Lawyers who took-on and defeated the state of Michigan’s gay marriage ban in the Supreme Court, believes it does:
Six lawyers who represented the Hazel Park couple whose case was at the heart of the landmark Supreme Court gay marriage decision last month, are asking a federal judge to make the state of Michigan pay them nearly $2 million in legal fees.
The lawyers filed the request Saturday, detailing the hardships they endured the past four years while representing April DeBoer and Jayne Rowse. The couple’s legal team is asking for $1,927,450 in fees, according to court records. The lawyers, who each billed $350 per hour, worked thousands of hours on the case and examined tens of thousands of documents necessary to the litigation.

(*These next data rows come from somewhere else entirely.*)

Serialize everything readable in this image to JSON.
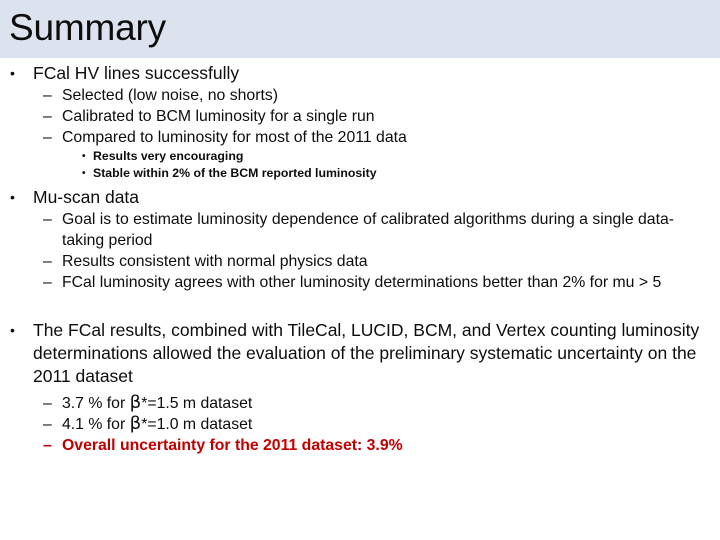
{
  "slide": {
    "title": "Summary",
    "title_band_color": "#dce3ef",
    "text_color": "#0d0d0d",
    "accent_color": "#c00000",
    "background_color": "#ffffff",
    "bullet_marker_level1": "•",
    "bullet_marker_level2": "–",
    "bullet_marker_level3": "•"
  },
  "content": {
    "section1": {
      "heading": "FCal HV lines successfully",
      "sub": [
        "Selected (low noise, no shorts)",
        "Calibrated to BCM luminosity for a single run",
        "Compared to luminosity for most of the 2011 data"
      ],
      "subsub": [
        "Results very encouraging",
        "Stable within 2% of the BCM reported luminosity"
      ]
    },
    "section2": {
      "heading": "Mu-scan data",
      "sub": [
        "Goal is to estimate luminosity dependence of calibrated algorithms during a single data-taking period",
        "Results consistent with normal physics data",
        "FCal luminosity agrees with other luminosity determinations better than 2% for mu > 5"
      ]
    },
    "section3": {
      "heading": "The FCal results, combined with TileCal, LUCID, BCM, and Vertex counting luminosity determinations allowed the evaluation of the preliminary systematic uncertainty on the 2011 dataset",
      "sub": [
        {
          "pre": "3.7 % for ",
          "beta": "β",
          "post": "*=1.5 m dataset",
          "emphasis": false
        },
        {
          "pre": "4.1 % for ",
          "beta": "β",
          "post": "*=1.0 m dataset",
          "emphasis": false
        },
        {
          "pre": "Overall uncertainty for the 2011 dataset: 3.9%",
          "beta": "",
          "post": "",
          "emphasis": true
        }
      ]
    }
  }
}
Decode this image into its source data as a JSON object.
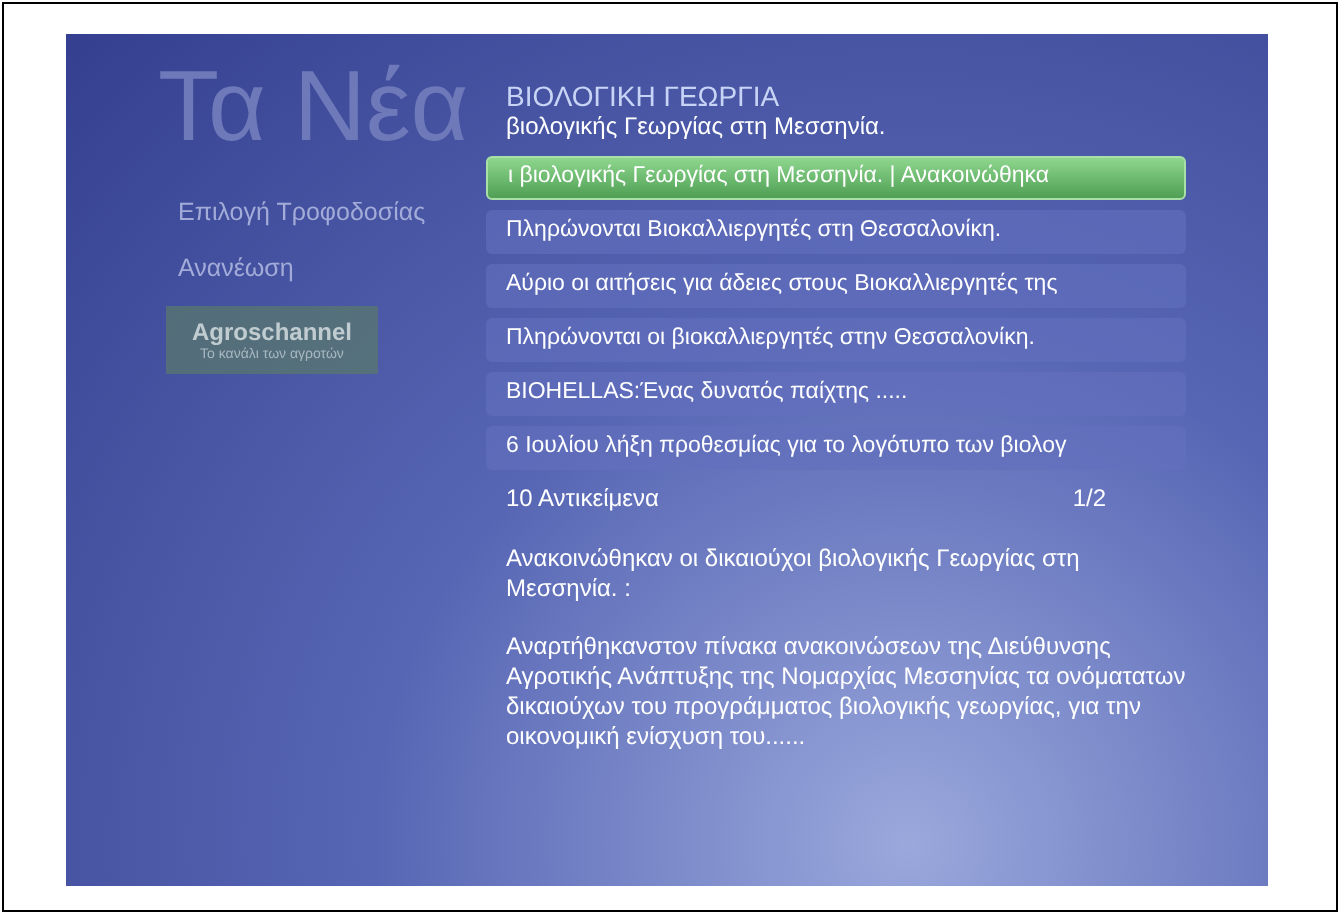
{
  "title": "Τα Νέα",
  "menu": [
    {
      "label": "Επιλογή Τροφοδοσίας"
    },
    {
      "label": "Ανανέωση"
    }
  ],
  "channel_logo": {
    "name": "Agroschannel",
    "tagline": "Το κανάλι των αγροτών"
  },
  "feed": {
    "title": "ΒΙΟΛΟΓΙΚΗ ΓΕΩΡΓΙΑ",
    "subtitle": "βιολογικής Γεωργίας στη Μεσσηνία."
  },
  "items": [
    {
      "label": "ι βιολογικής Γεωργίας στη Μεσσηνία.   |  Ανακοινώθηκα",
      "selected": true
    },
    {
      "label": "Πληρώνονται Βιοκαλλιεργητές στη Θεσσαλονίκη.",
      "selected": false
    },
    {
      "label": "Αύριο οι αιτήσεις για άδειες στους  Βιοκαλλιεργητές της",
      "selected": false
    },
    {
      "label": "Πληρώνονται οι βιοκαλλιεργητές στην Θεσσαλονίκη.",
      "selected": false
    },
    {
      "label": "BIOHELLAS:Ένας δυνατός παίχτης .....",
      "selected": false
    },
    {
      "label": "6 Ιουλίου λήξη προθεσμίας για το λογότυπο των βιολογ",
      "selected": false
    }
  ],
  "item_count": "10 Αντικείμενα",
  "page": "1/2",
  "description": [
    "Ανακοινώθηκαν οι δικαιούχοι βιολογικής Γεωργίας στη Μεσσηνία. :",
    "Αναρτήθηκανστον πίνακα ανακοινώσεων της Διεύθυνσης Αγροτικής Ανάπτυξης της Νομαρχίας Μεσσηνίας τα ονόματατων δικαιούχων του προγράμματος βιολογικής γεωργίας, για την οικονομική ενίσχυση του......"
  ]
}
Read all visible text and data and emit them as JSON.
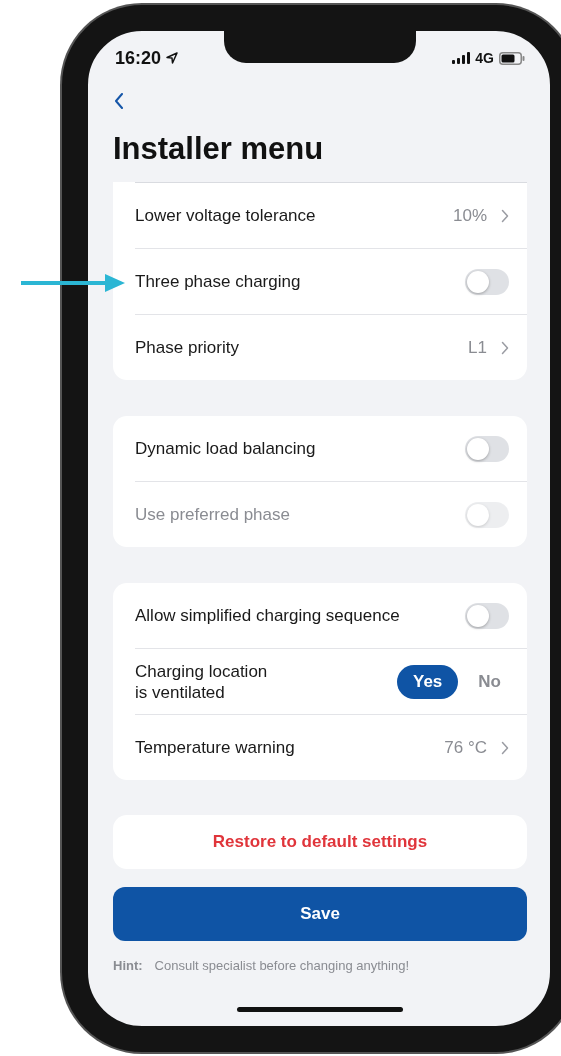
{
  "status_bar": {
    "time": "16:20",
    "network": "4G"
  },
  "title": "Installer menu",
  "groups": [
    {
      "cut_top": true,
      "rows": [
        {
          "kind": "value",
          "label": "Lower voltage tolerance",
          "value": "10%"
        },
        {
          "kind": "toggle",
          "label": "Three phase charging",
          "on": false,
          "disabled": false,
          "pointed": true
        },
        {
          "kind": "value",
          "label": "Phase priority",
          "value": "L1"
        }
      ]
    },
    {
      "cut_top": false,
      "rows": [
        {
          "kind": "toggle",
          "label": "Dynamic load balancing",
          "on": false,
          "disabled": false
        },
        {
          "kind": "toggle",
          "label": "Use preferred phase",
          "on": false,
          "disabled": true
        }
      ]
    },
    {
      "cut_top": false,
      "rows": [
        {
          "kind": "toggle",
          "label": "Allow simplified charging sequence",
          "on": false,
          "disabled": false
        },
        {
          "kind": "choice",
          "label": "Charging location\nis ventilated",
          "options": [
            {
              "label": "Yes",
              "selected": true
            },
            {
              "label": "No",
              "selected": false
            }
          ]
        },
        {
          "kind": "value",
          "label": "Temperature warning",
          "value": "76 °C"
        }
      ]
    }
  ],
  "restore_button": "Restore to default settings",
  "save_button": "Save",
  "hint": {
    "label": "Hint:",
    "text": "Consult specialist before changing anything!"
  }
}
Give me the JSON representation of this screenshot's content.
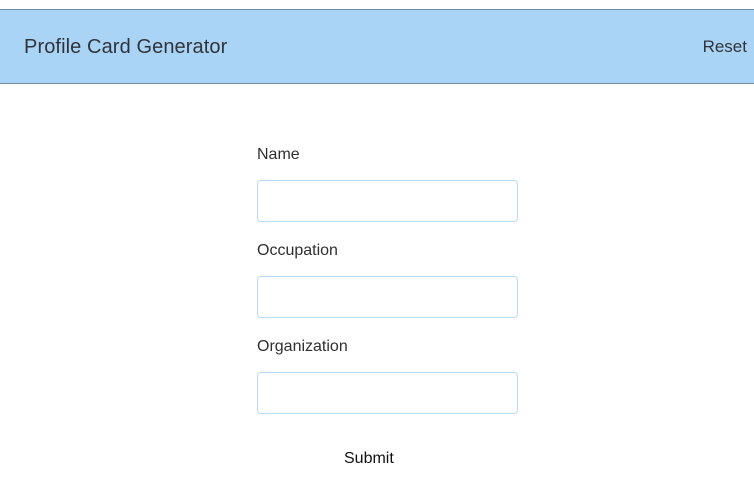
{
  "header": {
    "title": "Profile Card Generator",
    "reset_label": "Reset"
  },
  "form": {
    "fields": [
      {
        "label": "Name",
        "value": "",
        "placeholder": ""
      },
      {
        "label": "Occupation",
        "value": "",
        "placeholder": ""
      },
      {
        "label": "Organization",
        "value": "",
        "placeholder": ""
      }
    ],
    "submit_label": "Submit"
  },
  "colors": {
    "header_background": "#a9d4f5",
    "input_border": "#b9ddf8",
    "text": "#2f2f2f"
  }
}
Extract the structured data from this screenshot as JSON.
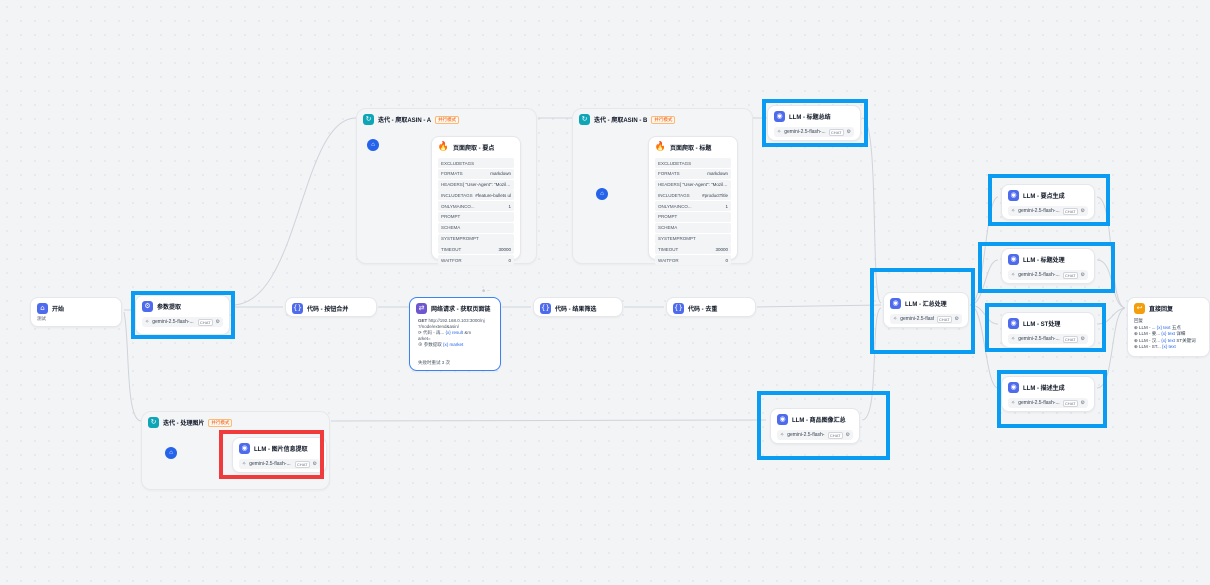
{
  "nodes": {
    "start": {
      "title": "开始",
      "subtitle": "测试"
    },
    "param": {
      "title": "参数提取",
      "model": "gemini-2.5-flash-...",
      "mode": "CHAT"
    },
    "code_merge": {
      "title": "代码 - 按钮合并"
    },
    "http": {
      "title": "网络请求 - 获取页面链",
      "method": "GET",
      "url": "http://192.168.0.103:3000/nj",
      "url2": "?/node/extend&asin/",
      "line1_a": "⟳ 代码 - 再...",
      "line1_var": "{x} result",
      "line1_b": "&m",
      "line2": "arket=",
      "line3_a": "⊕ 参数提取",
      "line3_var": "{x} market",
      "footer": "失败时重试 3 次",
      "ctrl": "⊕ ⋯"
    },
    "code_filter": {
      "title": "代码 - 结果筛选"
    },
    "code_dedupe": {
      "title": "代码 - 去重"
    },
    "iter_a": {
      "title": "迭代 - 爬取ASIN - A",
      "badge": "并行模式",
      "scrape_title": "页面爬取 - 要点",
      "fields": [
        {
          "k": "EXCLUDETAGS",
          "v": ""
        },
        {
          "k": "FORMATS",
          "v": "markdown"
        },
        {
          "k": "HEADERS",
          "v": "{ \"User-Agent\": \"Mozilla..."
        },
        {
          "k": "INCLUDETAGS",
          "v": "#feature-bullets ul"
        },
        {
          "k": "ONLYMAINCO...",
          "v": "1"
        },
        {
          "k": "PROMPT",
          "v": ""
        },
        {
          "k": "SCHEMA",
          "v": ""
        },
        {
          "k": "SYSTEMPROMPT",
          "v": ""
        },
        {
          "k": "TIMEOUT",
          "v": "30000"
        },
        {
          "k": "WAITFOR",
          "v": "0"
        }
      ]
    },
    "iter_b": {
      "title": "迭代 - 爬取ASIN - B",
      "badge": "并行模式",
      "scrape_title": "页面爬取 - 标题",
      "fields": [
        {
          "k": "EXCLUDETAGS",
          "v": ""
        },
        {
          "k": "FORMATS",
          "v": "markdown"
        },
        {
          "k": "HEADERS",
          "v": "{ \"User-Agent\": \"Mozilla..."
        },
        {
          "k": "INCLUDETAGS",
          "v": "#productTitle"
        },
        {
          "k": "ONLYMAINCO...",
          "v": "1"
        },
        {
          "k": "PROMPT",
          "v": ""
        },
        {
          "k": "SCHEMA",
          "v": ""
        },
        {
          "k": "SYSTEMPROMPT",
          "v": ""
        },
        {
          "k": "TIMEOUT",
          "v": "30000"
        },
        {
          "k": "WAITFOR",
          "v": "0"
        }
      ]
    },
    "llm_title_summary": {
      "title": "LLM - 标题总结",
      "model": "gemini-2.5-flash-...",
      "mode": "CHAT"
    },
    "llm_aggregate": {
      "title": "LLM - 汇总处理",
      "model": "gemini-2.5-flash-...",
      "mode": "CHAT"
    },
    "llm_points": {
      "title": "LLM - 要点生成",
      "model": "gemini-2.5-flash-...",
      "mode": "CHAT"
    },
    "llm_title_proc": {
      "title": "LLM - 标题处理",
      "model": "gemini-2.5-flash-...",
      "mode": "CHAT"
    },
    "llm_st": {
      "title": "LLM - ST处理",
      "model": "gemini-2.5-flash-...",
      "mode": "CHAT"
    },
    "llm_desc": {
      "title": "LLM - 描述生成",
      "model": "gemini-2.5-flash-...",
      "mode": "CHAT"
    },
    "llm_img_summary": {
      "title": "LLM - 商品图像汇总",
      "model": "gemini-2.5-flash-...",
      "mode": "CHAT"
    },
    "iter_img": {
      "title": "迭代 - 处理图片",
      "badge": "并行模式",
      "llm_title": "LLM - 图片信息提取",
      "llm_model": "gemini-2.5-flash-...",
      "llm_mode": "CHAT"
    },
    "end": {
      "title": "直接回复",
      "label": "回复",
      "row1_a": "⊕ LLM - ...",
      "row1_b": "{x} text",
      "row1_c": "五点",
      "row2_a": "⊕ LLM - 要...",
      "row2_b": "{x} text",
      "row2_c": "详细",
      "row3_a": "⊕ LLM - 汉...",
      "row3_b": "{x} text",
      "row3_c": "ST关键词",
      "row4_a": "⊕ LLM - ST...",
      "row4_b": "{x} text",
      "row4_c": ""
    }
  },
  "icons": {
    "llm": "llm-brain-icon",
    "code": "code-icon",
    "iteration": "iteration-loop-icon",
    "http": "http-request-icon",
    "scrape": "flame-scrape-icon",
    "start": "home-start-icon",
    "end": "reply-icon",
    "gear": "gear-icon",
    "model": "model-spark-icon"
  },
  "colors": {
    "highlight_blue": "#0a9bf2",
    "highlight_red": "#ef3b3b",
    "node_blue": "#4f6bed",
    "node_cyan": "#0ea5b7",
    "node_orange": "#f59e0b",
    "accent": "#2563eb"
  }
}
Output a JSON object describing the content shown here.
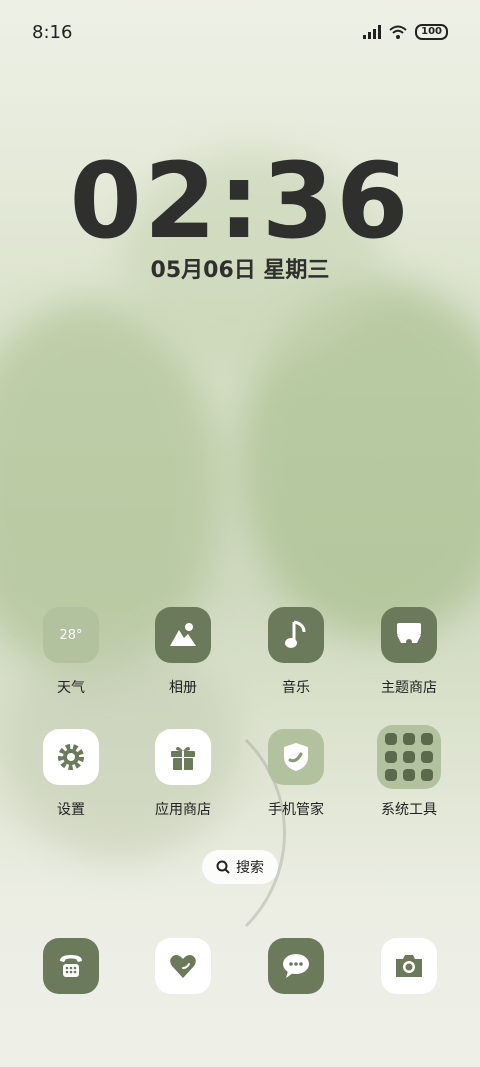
{
  "status_bar": {
    "time": "8:16",
    "battery": "100"
  },
  "lockscreen": {
    "time": "02:36",
    "date": "05月06日 星期三"
  },
  "apps": {
    "weather": {
      "label": "天气",
      "temp": "28°"
    },
    "gallery": {
      "label": "相册"
    },
    "music": {
      "label": "音乐"
    },
    "themes": {
      "label": "主题商店"
    },
    "settings": {
      "label": "设置"
    },
    "app_store": {
      "label": "应用商店"
    },
    "phone_manager": {
      "label": "手机管家"
    },
    "system_tools": {
      "label": "系统工具"
    }
  },
  "search": {
    "label": "搜索"
  },
  "dock": [
    "phone",
    "health",
    "messages",
    "camera"
  ],
  "colors": {
    "dark_icon": "#6b7a5a",
    "pale_icon": "#b2c19e",
    "text": "#222222"
  }
}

Representatives for Gov. Rick Snyder and Attorney Bill Schuette, could not be immediately be reached for comment Sunday by the Free Press. DeBoer and Rowse’s lawyers could not be reached for comment.
Until I read this story, I had never given this question much of a thought. Should the state be on-the-hook if it loses a court battle? It’s a multi-layered question that could have consequences in years to come once decided by a judge.
The lawyers for DeBoer and Rowse say their case is unique in that they defended a couple who were part “of an historically unpopular minority.” Basically, the lawyers defended civil rights violations perpetrated by the state of Michigan.
It’s a compelling argument, especially when the lawyers point-out that Schuette was the one who pressed the case all the way to the Supreme Court. Instead of accepting early defeats, Schuette spent time and manpower on preventing the Michigan’s gay marriage ban on becoming obsolete.
As MLive’s Susan Demas writes today:
And let’s not forget: The state of Michigan didn’t have to take its gay-marriage ban to the Supreme Court. Republican Govs. Brian Sandoval of Nevada and Chris Christie of New Jersey (who’s running for president, for God’s sake) decided not to waste taxpayer dollars on a losing battle.
Michigan Gov. Rick Snyder and Attorney General Bill Schuette could have nixed the fight and saved the state lots of money — and embarrassment.
And now we all might have to pay. While that’s unfortunate, it’s not as wrenching as it was for loving couples to be denied basic rights for years.
Schuette was fighting an uphill battle, but still kept fighting for political reasons. He gambled and lost, and now his misreading of the law could cost taxpayers $2 million.